Why does North Korea criminalize sex?

The regime in North Korea makes people consider their natural desires shameful. It makes us feel guilty about the desire for sex or the instinct to beautify ourselves. Why does it do this? How does it benefit from it?
We learn very early in North Korea that sex is a taboo subject. The instincts that arise in the heart are not bad or unpleasant when we follow reason and indulge in them. In fact, they are enjoyable. However, we are taught that our feelings are wrong. As a result, children who engage in innocent interactions with the opposite sex become the target of mockery.
In this way, following our instincts brings shame and guilt. This situation persists into adulthood. At the university I attended, students were forbidden from dating. Of course, some cleverly bypassed the rules. But even then, the very need for secrecy in a romantic relationship made it feel sinful. This was not just a feeling. It was a reality with consequences. One student who had been dating in secret was eventually expelled by the university committee.
We had to learn to suppress our instincts in order to survive.
When I was growing up, a very beautiful girl lived next door. She was of marriageable age. Many men courted her. However, she had someone she loved. The problem was that marriage was not seen as something that could be based solely on love between a man and a woman.
In this context, there is always the involvement of elders and family. Especially in North Korea, which is heavily influenced by Confucianism, one cannot separate these elements.
Eventually, the couple broke up. After this, many of the men who had once pursued her hesitated to marry her because they believed she was no longer pure. What had she done wrong? Is a sad love story something that deserves to be criticized by society? She hadn’t harmed anyone. The only thing that had happened was that a young couple had fallen in love, yet this was perceived like a scarlet letter that followed her, creating an image of impurity.
I truly cannot understand why people criticize sex in such a way. If the Kim family had set an example, perhaps we would understand it better.
So, why are we unable to be more tolerant about sex? It is because society has been gaslighted into viewing sexual acts as inherently wrong. Initially, many men courted her because she was beautiful. This was an expression of instinct. It is natural to be attracted to beautiful people. That is why the effort to try to look beautiful is itself often seen as an act of seduction.
Of course, the regime harshly punishes even this kind of behavior. For example, plastic surgery was popular for a period in North Korea. But then the government conducted a nationwide investigation and prosecuted young people who had undergone treatment. Some plastic surgeons were imprisoned. A few were executed.
These doctors were not a threat to the regime. They merely enhanced women’s beauty with their skills. Why did the regime consider this to be such a serious crime? It wanted to suppress the human desire to be beautiful. The regime does not recognize the natural attraction or love between men and women based on beauty. It only recognizes comradely love.

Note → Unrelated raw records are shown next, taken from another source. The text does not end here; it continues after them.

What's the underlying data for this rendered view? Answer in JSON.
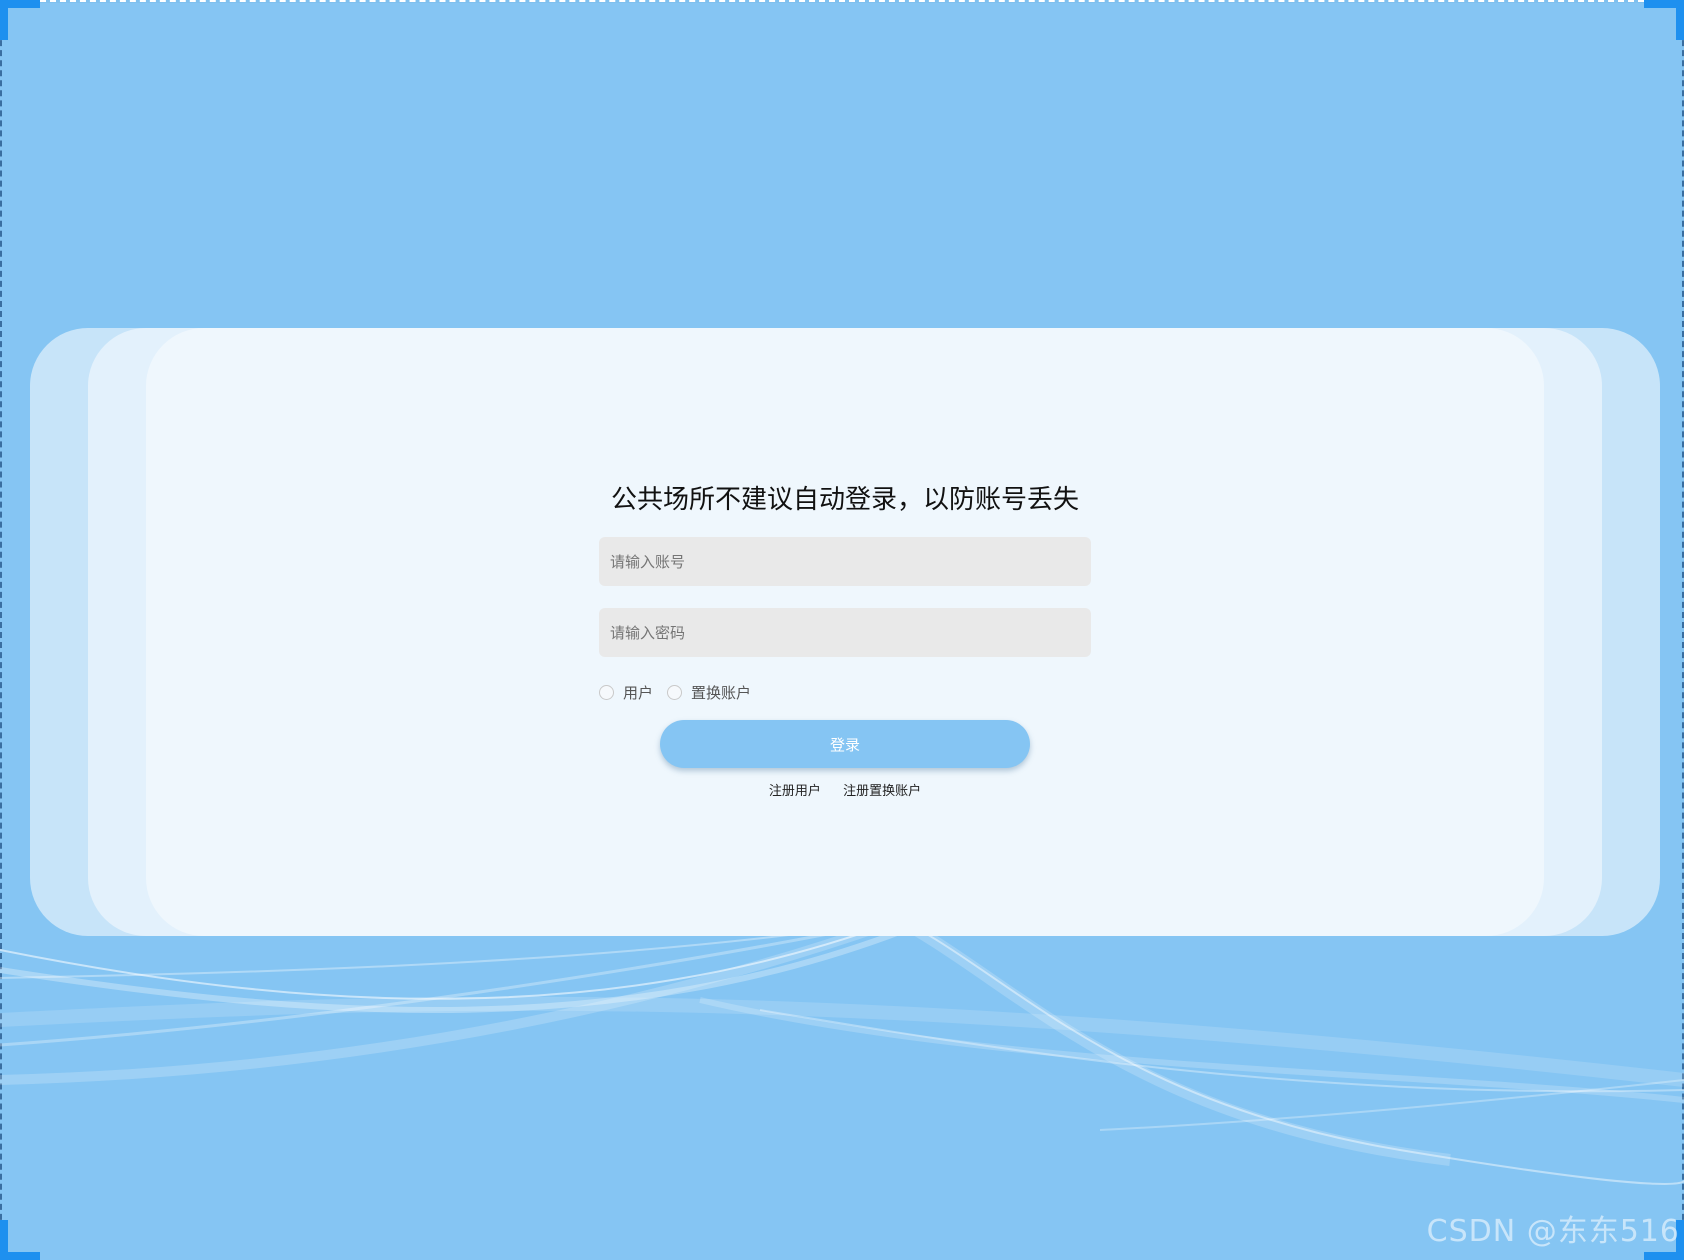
{
  "login": {
    "title": "公共场所不建议自动登录，以防账号丢失",
    "account_placeholder": "请输入账号",
    "password_placeholder": "请输入密码",
    "roles": [
      "用户",
      "置换账户"
    ],
    "login_button": "登录",
    "links": [
      "注册用户",
      "注册置换账户"
    ]
  },
  "watermark": "CSDN @东东516",
  "colors": {
    "background": "#85c5f3",
    "card": "#eff7fd",
    "input": "#e9e9e9",
    "button": "#85c5f3"
  }
}
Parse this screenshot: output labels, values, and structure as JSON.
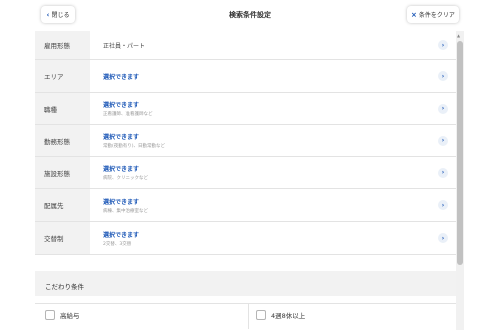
{
  "header": {
    "back_label": "閉じる",
    "back_icon": "chevron-left-icon",
    "title": "検索条件設定",
    "clear_label": "条件をクリア",
    "clear_icon": "close-icon"
  },
  "rows": [
    {
      "label": "雇用形態",
      "value": "正社員・パート",
      "hint": ""
    },
    {
      "label": "エリア",
      "value": "選択できます",
      "hint": ""
    },
    {
      "label": "職種",
      "value": "選択できます",
      "hint": "正看護師、准看護師など"
    },
    {
      "label": "勤務形態",
      "value": "選択できます",
      "hint": "常勤(夜勤有り)、日勤常勤など"
    },
    {
      "label": "施設形態",
      "value": "選択できます",
      "hint": "病院、クリニックなど"
    },
    {
      "label": "配属先",
      "value": "選択できます",
      "hint": "病棟、集中治療室など"
    },
    {
      "label": "交替制",
      "value": "選択できます",
      "hint": "2交替、3交替"
    }
  ],
  "kodawari": {
    "title": "こだわり条件",
    "options": [
      "高給与",
      "4週8休以上"
    ]
  },
  "colors": {
    "accent": "#1a56b6",
    "label_bg": "#f2f2f2",
    "border": "#e3e3e3"
  }
}
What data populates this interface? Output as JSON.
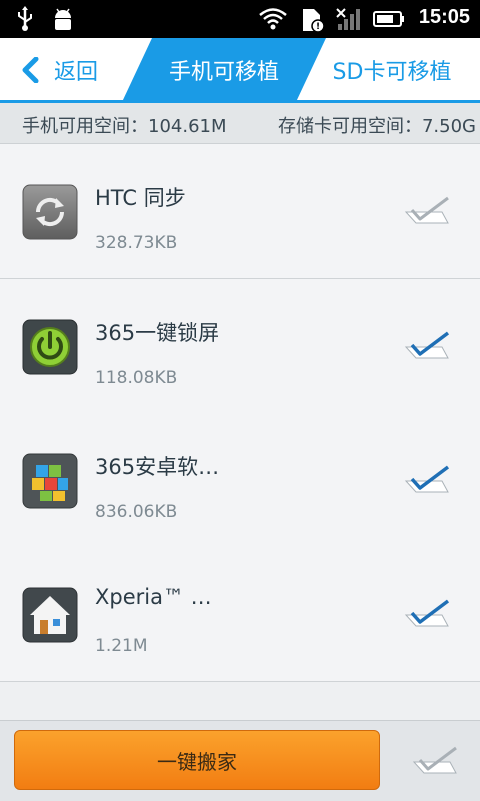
{
  "status_bar": {
    "time": "15:05"
  },
  "header": {
    "back_label": "返回",
    "tab_active": "手机可移植",
    "tab_sd": "SD卡可移植"
  },
  "space": {
    "phone": "手机可用空间：104.61M",
    "sd": "存储卡可用空间：7.50G"
  },
  "apps": [
    {
      "name": "HTC 同步",
      "size": "328.73KB",
      "checked": false
    },
    {
      "name": "365一键锁屏",
      "size": "118.08KB",
      "checked": true
    },
    {
      "name": "365安卓软…",
      "size": "836.06KB",
      "checked": true
    },
    {
      "name": "Xperia™ …",
      "size": "1.21M",
      "checked": true
    }
  ],
  "bottom": {
    "button_label": "一键搬家"
  },
  "colors": {
    "accent": "#1a9be6",
    "button": "#f58a1a"
  },
  "icons": [
    "usb-icon",
    "android-icon",
    "wifi-icon",
    "sd-card-icon",
    "signal-icon",
    "battery-icon",
    "back-arrow-icon",
    "sync-icon",
    "power-icon",
    "blocks-icon",
    "home-icon",
    "checkmark-icon"
  ]
}
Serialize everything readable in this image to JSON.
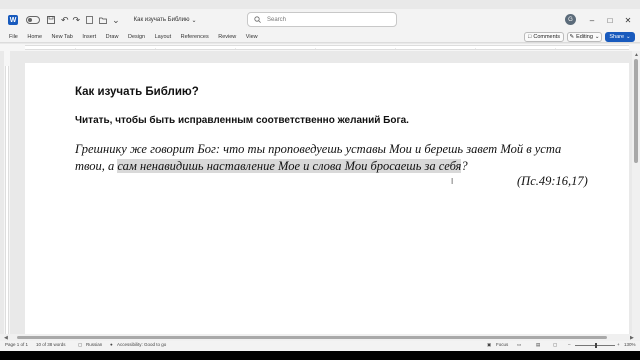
{
  "titlebar": {
    "app_logo": "W",
    "doc_title": "Как изучать Библию",
    "search_placeholder": "Search",
    "avatar_initial": "G",
    "icons": [
      "word-icon",
      "autosave-toggle",
      "save-icon",
      "undo-icon",
      "redo-icon",
      "page-icon",
      "folder-icon",
      "more-icon"
    ]
  },
  "menu": {
    "items": [
      "File",
      "Home",
      "New Tab",
      "Insert",
      "Draw",
      "Design",
      "Layout",
      "References",
      "Review",
      "View"
    ],
    "comments_label": "Comments",
    "editing_label": "Editing",
    "share_label": "Share"
  },
  "document": {
    "heading": "Как изучать Библию?",
    "subheading": "Читать, чтобы быть исправленным соответственно желаний Бога.",
    "quote_plain": "Грешнику же говорит Бог: что ты проповедуешь уставы Мои и берешь завет Мой в уста твои, а ",
    "quote_selected": "сам ненавидишь наставление Мое и слова Мои бросаешь за себя",
    "quote_end": "?",
    "reference": "(Пс.49:16,17)"
  },
  "status": {
    "page": "Page 1 of 1",
    "words": "10 of 38 words",
    "language": "Russian",
    "accessibility": "Accessibility: Good to go",
    "focus": "Focus",
    "zoom": "130%"
  }
}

The government claims that true love is an emotion based on loyalty to the Party or revolutionary ideals. Using this as a bait, they offer young women to revolutionary soldiers or people whom the government deems worthy of benefits. This is the so-called “comradely love.”
In the fall of 2000, many long-term prisoners of war returned from South Korea and were received with enthusiastic celebrations by citizens. Many had families in the South or had been captured at a very young age and grown up without a family. They longed for families, but no women in their 60s or 70s volunteered to marry them.
The government then initiated a project to find wives for them. The department responsible, the 5th Bureau, selected women, but the age limit was set at mid-40s. If comradely love is based on revolutionary ideals, why the age limit? Are older women disloyal?
The interesting fact is that the government even pressured the elderly parents of women who refused marriage to persuade them to change their minds. Newspapers promoted the children born to these former prisoners, trying to create public interest in their marriages. I wonder, what is the difference between the government arranging such marriages and selling sex?
In North Korea, selling sex is a criminal offense. Once a woman charged with prostitution was brought before a public trial, where one by one, people stood up and criticized her for her actions and her ideological impurity. The criticism went on for two hours. At the end, the Party committee chairperson in charge asked her to express her reflections on her mistakes.
“Tell us what you did wrong,” he said.
“I thought it was mine because it was attached to my body,” she said. “I didn’t know it belonged to the party organization.” This is the essence of the matter. Our sexuality may be subject to government control, but it is not ours to decide.
Is it a criminal act when individuals engage in sex on their own, but acceptable when the government orchestrates it under the guise of comradely love?
There used to be a saying among those who opposed communism: “Communism is based on collective ownership. So you don’t own your wife. She’s everyone’s.”
We learned in history that this was an absurd argument and a slanderous attempt to defame communism. But now, it no longer seems absurd. It’s clear that your wife is not yours, but the government’s. The government alone decides its value and how it is to be used.
So, why does North Korea criminalize sex? It is to make us feel guilty about our natural instincts. This way, people settle into a state of guilt and become submissive and obedient.
On the other hand, the purpose may be to create stress by suppressing sexual activity, allowing people to release that stress through activities for the Party or collective events. Or it may be to prevent the joy of sex from making other activities seem dull or boring.
Ultimately, the suppression and control of sex is a tool to maintain control over the people.